En cuisine, ces fruits offrent de multiples possibilités, bien que leur usage en distillation puisse être complexe. Certains retours d'expérience indiquent que le myrobolan donne un rendement faible en alcool lors de la fermentation en raison d'une teneur en eau élevée et d'un taux de sucre modéré. Cependant, ils restent d'excellents alliés pour la transformation culinaire ménagère.

Vidéo tutoriel sur la récolte et la transformation des prunes sauvages

Recettes et transformations culinaires

Prunes dans le vinaigre

Le vinaigre est un puissant antiseptique. Vous avez le choix entre plusieurs types : vinaigre d'alcool blanc (titrant au moins 7°), vinaigre de cidre, vinaigre de vin, de Xérès ou de malt. Pour éviter que l'eau contenue dans les prunes ne le dilue, il faut au préalable déshydrater ces derniers en les faisant macérer 12 à 24 h dans du sel. Vous pouvez personnaliser votre vinaigre en y ajoutant des épices (clou de girofle, poivre, piment, gingembre), du sucre, du miel, du sel, des fleurs (capucine, violette), du jus de framboise ou des aromates (estragon, aneth, menthe). Pour faciliter l'imbibition par le vinaigre, il peut être utile de piqueter les parties les plus dures des fruits.
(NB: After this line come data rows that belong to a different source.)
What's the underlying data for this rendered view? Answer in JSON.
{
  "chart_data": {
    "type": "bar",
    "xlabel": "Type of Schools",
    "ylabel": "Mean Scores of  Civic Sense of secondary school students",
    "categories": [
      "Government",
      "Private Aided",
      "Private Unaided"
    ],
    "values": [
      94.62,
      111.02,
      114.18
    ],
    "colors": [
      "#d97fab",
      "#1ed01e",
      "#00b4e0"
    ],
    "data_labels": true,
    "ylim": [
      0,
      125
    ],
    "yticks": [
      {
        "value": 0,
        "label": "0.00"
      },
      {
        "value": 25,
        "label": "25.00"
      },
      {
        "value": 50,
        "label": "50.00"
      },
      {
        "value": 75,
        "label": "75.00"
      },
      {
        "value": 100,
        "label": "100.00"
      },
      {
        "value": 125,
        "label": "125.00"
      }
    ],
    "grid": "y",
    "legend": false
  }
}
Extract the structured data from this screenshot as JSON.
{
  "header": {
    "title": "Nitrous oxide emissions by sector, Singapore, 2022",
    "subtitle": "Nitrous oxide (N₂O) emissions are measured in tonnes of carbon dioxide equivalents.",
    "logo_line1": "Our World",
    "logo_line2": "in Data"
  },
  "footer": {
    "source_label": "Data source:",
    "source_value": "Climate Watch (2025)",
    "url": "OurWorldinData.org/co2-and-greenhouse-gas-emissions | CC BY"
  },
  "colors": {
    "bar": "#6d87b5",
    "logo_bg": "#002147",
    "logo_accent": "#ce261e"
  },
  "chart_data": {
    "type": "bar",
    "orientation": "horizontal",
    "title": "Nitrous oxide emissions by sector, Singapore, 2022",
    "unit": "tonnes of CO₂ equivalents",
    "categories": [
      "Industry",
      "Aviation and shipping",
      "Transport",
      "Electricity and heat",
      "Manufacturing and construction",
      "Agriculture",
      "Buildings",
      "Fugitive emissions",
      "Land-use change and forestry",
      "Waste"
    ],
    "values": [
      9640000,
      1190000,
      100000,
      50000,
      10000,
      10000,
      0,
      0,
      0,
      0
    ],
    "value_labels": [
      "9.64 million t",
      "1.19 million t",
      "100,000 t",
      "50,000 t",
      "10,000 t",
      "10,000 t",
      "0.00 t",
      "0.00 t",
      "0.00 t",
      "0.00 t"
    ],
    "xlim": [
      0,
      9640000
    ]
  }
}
Confitures, sirops et sorbets

Pour la réalisation de confitures, de sirops, de liqueurs et de sorbets de prunes, la méthode est similaire à celle des mûres : on remplace simplement les mûres par les prunes dans les recettes classiques. Les compotées de prunes sont intéressantes pour les desserts, seules ou en accompagnement de crèmes ou de gâteaux, amenant une note d'acidité souvent intéressante pour relever des préparations manquant de saveur.

Photo de bocaux de confiture de prunes maison avec étiquetage artisanal

Phytothérapie et usages traditionnels

Dans la pharmacopée traditionnelle, les fleurs étaient réputées pour leurs propriétés diurétiques, laxatives et sudorifiques. Il convient toutefois de rappeler que toutes les informations culinaires ou phytothérapeutiques ne sont données qu'à titre indicatif.

Le prunier domestique et ses variétés

Le prunier ou prunier cultivé (Prunus domestica L.) désigne une espèce d'arbre fruitier du genre Prunus, cultivé pour ses fruits comestibles. On peut citer le Prunier de Damas (Prunus domestica subsp. insititia), un arbre épineux, souvent sauvage, qui drageonne et peut former des haies. C'est un arbre ancien, très rustique, résistant à la sécheresse et au froid. Il semblerait que les premiers pruniers soient issus de Syrie. Les Romains, suite à leur conquête, introduisirent les fruits à Rome puis répandirent leur culture dans l'empire. Au Moyen Âge, c'est un arbre assez courant dans les vergers ou dans les haies.

Sur les étals, on trouve des prunes entre début août et fin septembre. Une « bonne prune » comporte une pellicule blanchâtre sur le dessus, appelée la pruine, qui représente une enveloppe protectrice pour le fruit. Après un bon lavage, les prunes se dégustent crues comme cuites. Crues, elles sont croquantes et permettent d'apporter des touches d'acidulé dans les préparations. Cuites, elles permettent d'amener du jus. Niveau condiments, les prunes fonctionnent très bien avec la cannelle, la badiane et plus légèrement la cardamome. Le miel marche bien avec toutes les prunes comme l'eau de vie. Côté fruits, on peut leur associer sans mal les poires, le raisin, la figue ou la framboise.